Birleşmiş Milletler Gıda ve Tarım Örgütüne göre her yıl dünya çapında üretilen yaklaşık 1,3 milyar ton gıda tüketilmiyor. Feeding America tahminlerine göre ise Amerika Birleşik Devletleri’nde gıdanın yaklaşık yüzde 40’ı (aşağı yukarı 130 milyar öğün) israf ediliyor.
Gıda israfı, aynı zamanda doğaya da ciddi zararlar vermekte. Amerika Birleşik Devletleri Çevre Koruma Kurumunun 2021’de bildirdiğine göre ABD’de yenmemiş tüm bu yiyeceklerin taşınması, atmosfere 42 kömürle çalışan elektrik santralleriyle aşağı yukarı aynı miktarda karbondioksit salınmasına sebep oluyor.
Cihaz Nasıl Çalışır?
Chawang, gıda tazelik seviyesinin doğrudan pH seviyeleri ile ilişkili olduğunu açıkladı. Örneğin, mantarlar ve bakteriler yüksek pH ortamlarında geliştiğinden pH seviyesi normalden yüksek olan yiyeceklerin bozulmuş olduğu söylenebilir. Bu nedenle üretim ve nakliye sırasında gıda saklama koşullarındaki ani pH değişiklikleri, olası gıda bozulmalarına işaret edebilir.

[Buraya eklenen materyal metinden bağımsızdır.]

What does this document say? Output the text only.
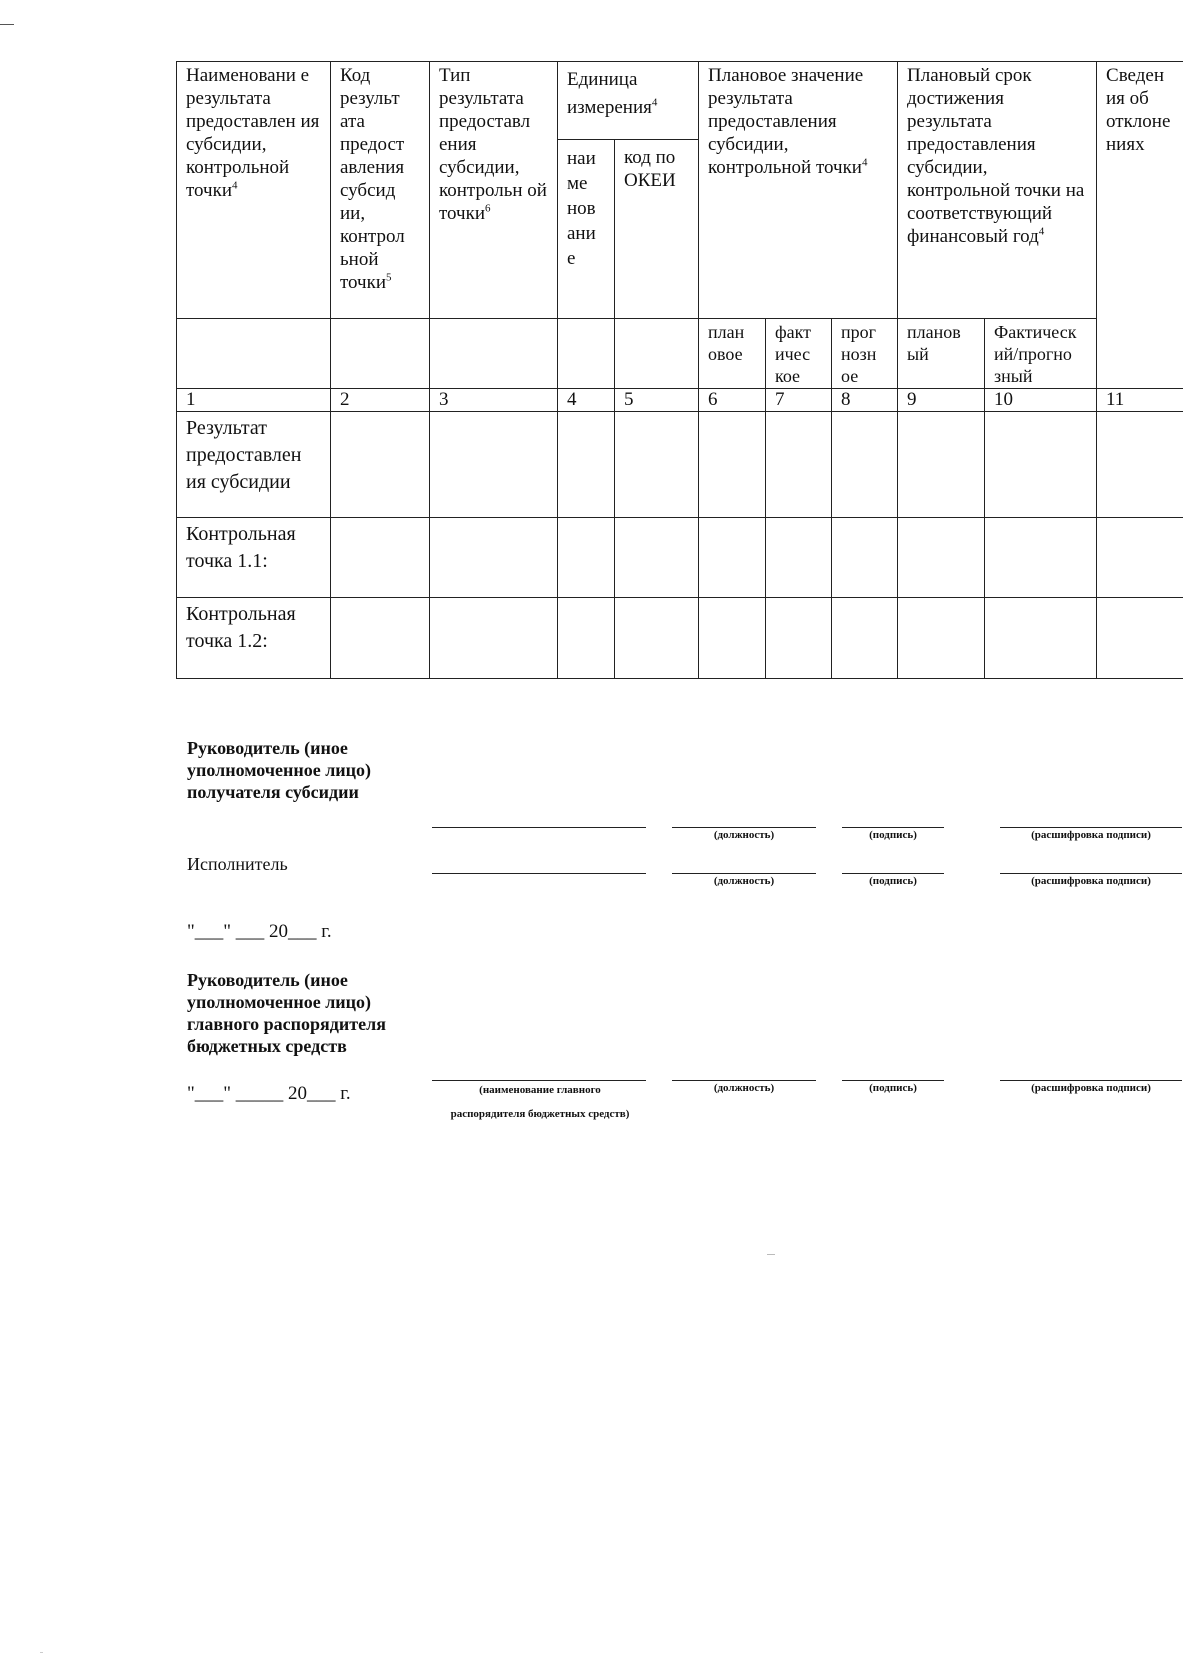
Наименовани е результата предоставлен ия субсидии, контрольной точки$^4$	Код результ ата предост авления субсид ии, контрол ьной точки$^5$	Тип результата предоставл ения субсидии, контрольн ой точки$^6$	Единица измерения$^4$		Плановое значение результата предоставления субсидии, контрольной точки$^4$			Плановый срок достижения результата предоставления субсидии, контрольной точки на соответствующий финансовый год$^4$		Сведен ия об отклоне ниях
			наи ме нов ани е	код по ОКЕИ						
					план овое	факт ичес кое	прог нозн ое	планов ый	Фактическ ий/прогно зный	
1	2	3	4	5	6	7	8	9	10	11
Результат предоставлен ия субсидии										
Контрольная точка 1.1:										
Контрольная точка 1.2:										
Руководитель (иное уполномоченное лицо) получателя субсидии
(должность)	(подпись)	(расшифровка подписи)
Исполнитель
(должность)	(подпись)	(расшифровка подписи)
"___" ___ 20___ г.
Руководитель (иное уполномоченное лицо) главного распорядителя бюджетных средств
"___" _____ 20___ г.	(наименование главного распорядителя бюджетных средств)
(должность)	(подпись)	(расшифровка подписи)
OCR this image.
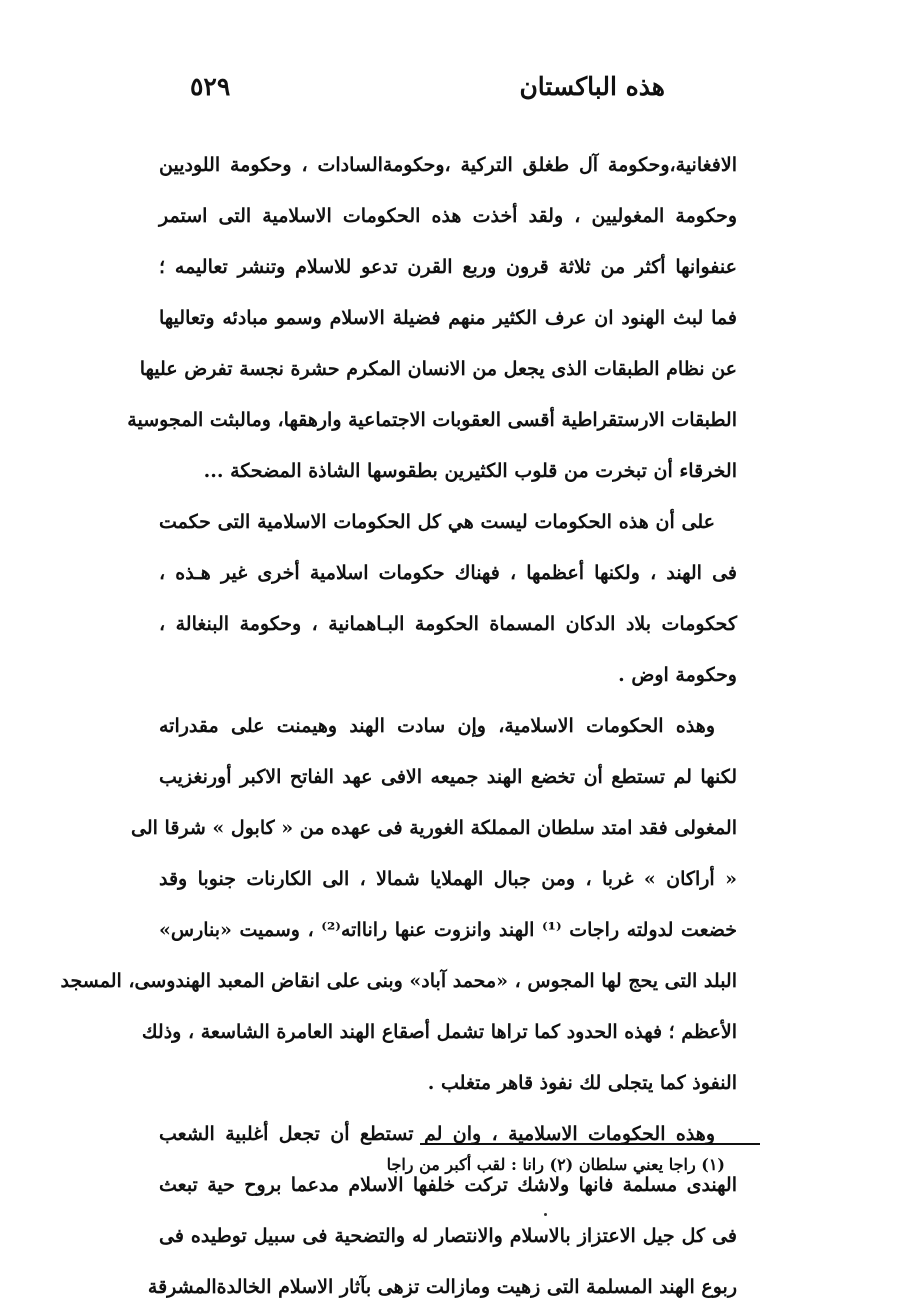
هذه الباكستان
٥٢٩
الافغانية،وحكومة آل طغلق التركية ،وحكومةالسادات ، وحكومة اللوديين
وحكومة المغوليين ، ولقد أخذت هذه الحكومات الاسلامية التى استمر
عنفوانها أكثر من ثلاثة قرون وربع القرن تدعو للاسلام وتنشر تعاليمه ؛
فما لبث الهنود ان عرف الكثير منهم فضيلة الاسلام وسمو مبادئه وتعاليها
عن نظام الطبقات الذى يجعل من الانسان المكرم حشرة نجسة تفرض عليها
الطبقات الارستقراطية أقسى العقوبات الاجتماعية وارهقها، ومالبثت المجوسية
الخرقاء أن تبخرت من قلوب الكثيرين بطقوسها الشاذة المضحكة ...
على أن هذه الحكومات ليست هي كل الحكومات الاسلامية التى حكمت
فى الهند ، ولكنها أعظمها ، فهناك حكومات اسلامية أخرى غير هـذه ،
كحكومات بلاد الدكان المسماة الحكومة البـاهمانية ، وحكومة البنغالة ،
وحكومة اوض .
وهذه الحكومات الاسلامية، وإن سادت الهند وهيمنت على مقدراته
لكنها لم تستطع أن تخضع الهند جميعه الافى عهد الفاتح الاكبر أورنغزيب
المغولى فقد امتد سلطان المملكة الغورية فى عهده من « كابول » شرقا الى
« أراكان » غربا ، ومن جبال الهملايا شمالا ، الى الكارنات جنوبا وقد
خضعت لدولته راجات ⁽¹⁾ الهند وانزوت عنها رانااته⁽²⁾ ، وسميت «بنارس»
البلد التى يحج لها المجوس ، «محمد آباد» وبنى على انقاض المعبد الهندوسى، المسجد
الأعظم ؛ فهذه الحدود كما تراها تشمل أصقاع الهند العامرة الشاسعة ، وذلك
النفوذ كما يتجلى لك نفوذ قاهر متغلب .
وهذه الحكومات الاسلامية ، وان لم تستطع أن تجعل أغلبية الشعب
الهندى مسلمة فانها ولاشك تركت خلفها الاسلام مدعما بروح حية تبعث
فى كل جيل الاعتزاز بالاسلام والانتصار له والتضحية فى سبيل توطيده فى
ربوع الهند المسلمة التى زهيت ومازالت تزهى بآثار الاسلام الخالدةالمشرقة
(١) راجا يعني سلطان (٢) رانا : لقب أكبر من راجا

pH seviyesi, bir madde veya çözeltide bulunan hidrojen iyonlarının konsantrasyonu ile ölçülür. Hidrojen iyonları elektrik yüklü moleküller olduğundan, Chawang’ın pH sensöründeki elektrotlar, gıdalardaki hidrojen iyonu konsantrasyonunun ürettiği elektrik yükünü algılayabilir.
Chawang, pH sensörünün balık, meyve, süt ve bal gibi gıda maddeleri üzerinde başarıyla test edildiğini söyledi. Sensör, çok az miktarda biyouyumlu malzemeden yapılmış ve esnek filmler üzerinde yapılan baskı teknolojilerini kullanmakta.
Profesör J.C. Chiao ve yüksek lisans öğrencisi Chawang, yiyeceklerin durumunu takip etmek için geliştirdikleri elektrot cihazının peynir ve şarap üretiminde güvenilir fermantasyon sağlamak üzerine de kullanılıp kullanılamayacağını araştırıyorlar.
Chawang ayrıca, aynı teknolojinin cilt üzerinde kullanıldığında sepsis veya yara enfeksiyonunun erken uyarı işaretlerini tespit etmede potansiyel uygulamalara sahip olabileceğini söyledi.
2018 yılında SMU’nun fakültesine katılan Profesör Chiao, ağrı yönetimi sistemleri ve mide hareketliliği yönetimi de dâhil olmak üzere elektromanyetik dalgaların tıbbi uygulamalarda kullanılmasına yönelik araştırmalarıyla geniş çapta tanınmakta.